TS: Ha. My sister (seventh out of nine) reports that this is a fairly accurate rendition of her experience. It’s actually an amalgam—as most stories are—of several stories tossed with the (little) insight that comes with age. I was particularly struck by the boat-like quality of those old station wagons, and the miracle of water anywhere in the plains.
NB: Yes, I’m particularly interested in that water! There are so many wonderfully contrasting elements in this story—the wheat, the cow wallow, the waterfall—and they give the story a dreamlike quality. I found myself wondering how you might describe this story (if forced to!) to others. It’s naturalistic, sure, but it’s also verging on something else, something moodier or dreamier than domestic realism. Can you talk bit about some of those contrasting elements of the story and, more broadly, about the kind of fiction that you’re interested in writing?
TS: I like where naturalism abuts the often-more-real world of emotion. Fiction tells the truth best when it’s emotionally driven. That said, I am tickled when I pull one over on you, convincing you with just enough detail that the story is true. Made you look.
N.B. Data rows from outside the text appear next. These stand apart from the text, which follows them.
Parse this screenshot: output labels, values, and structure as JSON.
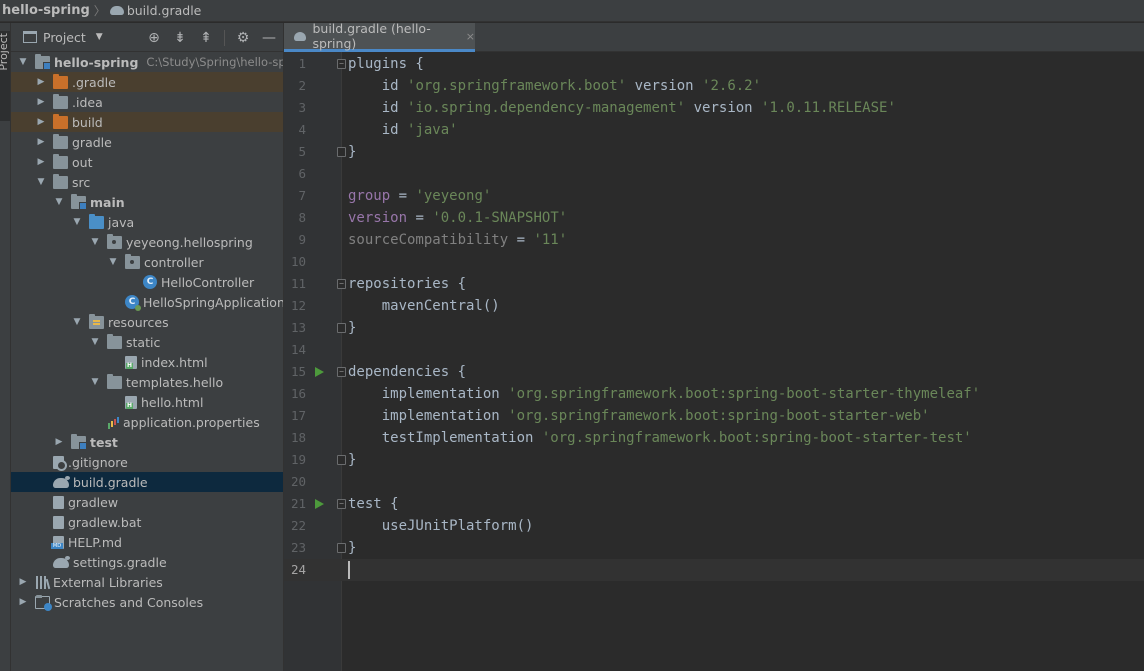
{
  "navbar": {
    "project": "hello-spring",
    "separator": "〉",
    "file": "build.gradle"
  },
  "stripe": {
    "project_tab": "Project"
  },
  "panel": {
    "title": "Project",
    "tools": [
      "locate-icon",
      "expand-all-icon",
      "collapse-all-icon",
      "gear-icon",
      "minimize-icon"
    ]
  },
  "tree": [
    {
      "label": "hello-spring",
      "path": "C:\\Study\\Spring\\hello-spring",
      "depth": 0,
      "arrow": "down",
      "icon": "module-folder",
      "bold": true,
      "state": ""
    },
    {
      "label": ".gradle",
      "depth": 1,
      "arrow": "right",
      "icon": "excluded-folder",
      "state": "excluded"
    },
    {
      "label": ".idea",
      "depth": 1,
      "arrow": "right",
      "icon": "folder",
      "state": ""
    },
    {
      "label": "build",
      "depth": 1,
      "arrow": "right",
      "icon": "excluded-folder",
      "state": "excluded"
    },
    {
      "label": "gradle",
      "depth": 1,
      "arrow": "right",
      "icon": "folder",
      "state": ""
    },
    {
      "label": "out",
      "depth": 1,
      "arrow": "right",
      "icon": "folder",
      "state": ""
    },
    {
      "label": "src",
      "depth": 1,
      "arrow": "down",
      "icon": "folder",
      "state": ""
    },
    {
      "label": "main",
      "depth": 2,
      "arrow": "down",
      "icon": "module-folder",
      "bold": true,
      "state": ""
    },
    {
      "label": "java",
      "depth": 3,
      "arrow": "down",
      "icon": "source-folder",
      "state": ""
    },
    {
      "label": "yeyeong.hellospring",
      "depth": 4,
      "arrow": "down",
      "icon": "package",
      "state": ""
    },
    {
      "label": "controller",
      "depth": 5,
      "arrow": "down",
      "icon": "package",
      "state": ""
    },
    {
      "label": "HelloController",
      "depth": 6,
      "arrow": "none",
      "icon": "class",
      "state": ""
    },
    {
      "label": "HelloSpringApplication",
      "depth": 5,
      "arrow": "none",
      "icon": "spring-class",
      "state": ""
    },
    {
      "label": "resources",
      "depth": 3,
      "arrow": "down",
      "icon": "resources-folder",
      "state": ""
    },
    {
      "label": "static",
      "depth": 4,
      "arrow": "down",
      "icon": "folder",
      "state": ""
    },
    {
      "label": "index.html",
      "depth": 5,
      "arrow": "none",
      "icon": "html-file",
      "state": ""
    },
    {
      "label": "templates.hello",
      "depth": 4,
      "arrow": "down",
      "icon": "folder",
      "state": ""
    },
    {
      "label": "hello.html",
      "depth": 5,
      "arrow": "none",
      "icon": "html-file",
      "state": ""
    },
    {
      "label": "application.properties",
      "depth": 4,
      "arrow": "none",
      "icon": "properties-file",
      "state": ""
    },
    {
      "label": "test",
      "depth": 2,
      "arrow": "right",
      "icon": "module-folder",
      "bold": true,
      "state": ""
    },
    {
      "label": ".gitignore",
      "depth": 1,
      "arrow": "none",
      "icon": "gitignore-file",
      "state": ""
    },
    {
      "label": "build.gradle",
      "depth": 1,
      "arrow": "none",
      "icon": "gradle-file",
      "state": "selected"
    },
    {
      "label": "gradlew",
      "depth": 1,
      "arrow": "none",
      "icon": "file",
      "state": ""
    },
    {
      "label": "gradlew.bat",
      "depth": 1,
      "arrow": "none",
      "icon": "file",
      "state": ""
    },
    {
      "label": "HELP.md",
      "depth": 1,
      "arrow": "none",
      "icon": "markdown-file",
      "state": ""
    },
    {
      "label": "settings.gradle",
      "depth": 1,
      "arrow": "none",
      "icon": "gradle-file",
      "state": ""
    },
    {
      "label": "External Libraries",
      "depth": 0,
      "arrow": "right",
      "icon": "libraries",
      "state": ""
    },
    {
      "label": "Scratches and Consoles",
      "depth": 0,
      "arrow": "right",
      "icon": "scratches",
      "state": ""
    }
  ],
  "editor": {
    "tab_label": "build.gradle (hello-spring)",
    "tab_close": "×",
    "current_line": 24,
    "lines": [
      {
        "n": "1",
        "fold": "open",
        "tokens": [
          [
            "plugins {",
            ""
          ]
        ]
      },
      {
        "n": "2",
        "tokens": [
          [
            "    id ",
            ""
          ],
          [
            "'org.springframework.boot'",
            "str"
          ],
          [
            " version ",
            ""
          ],
          [
            "'2.6.2'",
            "str"
          ]
        ]
      },
      {
        "n": "3",
        "tokens": [
          [
            "    id ",
            ""
          ],
          [
            "'io.spring.dependency-management'",
            "str"
          ],
          [
            " version ",
            ""
          ],
          [
            "'1.0.11.RELEASE'",
            "str"
          ]
        ]
      },
      {
        "n": "4",
        "tokens": [
          [
            "    id ",
            ""
          ],
          [
            "'java'",
            "str"
          ]
        ]
      },
      {
        "n": "5",
        "fold": "close",
        "tokens": [
          [
            "}",
            ""
          ]
        ]
      },
      {
        "n": "6",
        "tokens": []
      },
      {
        "n": "7",
        "tokens": [
          [
            "group",
            "prop"
          ],
          [
            " = ",
            ""
          ],
          [
            "'yeyeong'",
            "str"
          ]
        ]
      },
      {
        "n": "8",
        "tokens": [
          [
            "version",
            "prop"
          ],
          [
            " = ",
            ""
          ],
          [
            "'0.0.1-SNAPSHOT'",
            "str"
          ]
        ]
      },
      {
        "n": "9",
        "tokens": [
          [
            "sourceCompatibility",
            "dim"
          ],
          [
            " = ",
            ""
          ],
          [
            "'11'",
            "str"
          ]
        ]
      },
      {
        "n": "10",
        "tokens": []
      },
      {
        "n": "11",
        "fold": "open",
        "tokens": [
          [
            "repositories {",
            ""
          ]
        ]
      },
      {
        "n": "12",
        "tokens": [
          [
            "    mavenCentral()",
            ""
          ]
        ]
      },
      {
        "n": "13",
        "fold": "close",
        "tokens": [
          [
            "}",
            ""
          ]
        ]
      },
      {
        "n": "14",
        "tokens": []
      },
      {
        "n": "15",
        "fold": "open",
        "run": true,
        "tokens": [
          [
            "dependencies {",
            ""
          ]
        ]
      },
      {
        "n": "16",
        "tokens": [
          [
            "    implementation ",
            ""
          ],
          [
            "'org.springframework.boot:spring-boot-starter-thymeleaf'",
            "str"
          ]
        ]
      },
      {
        "n": "17",
        "tokens": [
          [
            "    implementation ",
            ""
          ],
          [
            "'org.springframework.boot:spring-boot-starter-web'",
            "str"
          ]
        ]
      },
      {
        "n": "18",
        "tokens": [
          [
            "    testImplementation ",
            ""
          ],
          [
            "'org.springframework.boot:spring-boot-starter-test'",
            "str"
          ]
        ]
      },
      {
        "n": "19",
        "fold": "close",
        "tokens": [
          [
            "}",
            ""
          ]
        ]
      },
      {
        "n": "20",
        "tokens": []
      },
      {
        "n": "21",
        "fold": "open",
        "run": true,
        "tokens": [
          [
            "test {",
            ""
          ]
        ]
      },
      {
        "n": "22",
        "tokens": [
          [
            "    useJUnitPlatform()",
            ""
          ]
        ]
      },
      {
        "n": "23",
        "fold": "close",
        "tokens": [
          [
            "}",
            ""
          ]
        ]
      },
      {
        "n": "24",
        "tokens": []
      }
    ]
  }
}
NB: Are there other writers who you think pull this off particularly well? Or, more generally, are there fiction writers who you’re loving right now?
TS: I’m reading The Guild of St. Cooper, Shya Scanlon’s third novel. I’m adoring his seemingly effortless descent into the weird, guided by his complicated, mirrored persona.
NB: You’ve written poems, fiction, memoir, libretti, and have worked in film. I’m wondering what kind of creative attention each requires. Do you find that all of your creative efforts require the same baseline level of work, energy, or effort, of does one mode come more easily or with more difficulty for you?
TS: Poetry is easiest. How can you not be seduced by words and the possibility of making sense and sensuality across space? With regard to fiction, I hate plot, the artificiality that writers think will make people read. People read for so many reason other than Who Did What To Whom. Besides, there’s a neatness implied with plot that the postmodernist feels uneasy about. But of course I deal with it. My husband says when he hears the fridge open, he knows I’m working on fiction. Who doesn’t find a blast of cold air inspiring?
NB: What are you working on now? Can you tell us a bit about what you’re up to?
TS: I’m publishing When The Next Big War Blows Down The Valley: Selected and New Poems in October, five books-worth of not-so-bad poetry, and I just turned in the manuscript for Anything That Burns You: A Portrait of Lola Ridge, Radical Poet that will appear next January. My two long prose projects are Harpies and Irish Princess.
NB: Lots to look forward to, then! Thanks for talking with me, Terese, and for the great story.
TS: Thanks for asking.
A recent Guggenheim fellow in fiction, Terese Svoboda is the author of six novels, five books of poetry, a memoir, an opera, and a book of translation from the Nuer. Forthcoming this year and next are When The Next Big War Blows Through The Valley: Selected and New Poems, and the biography Anything That Burns You: Lola Ridge, Radical Poet.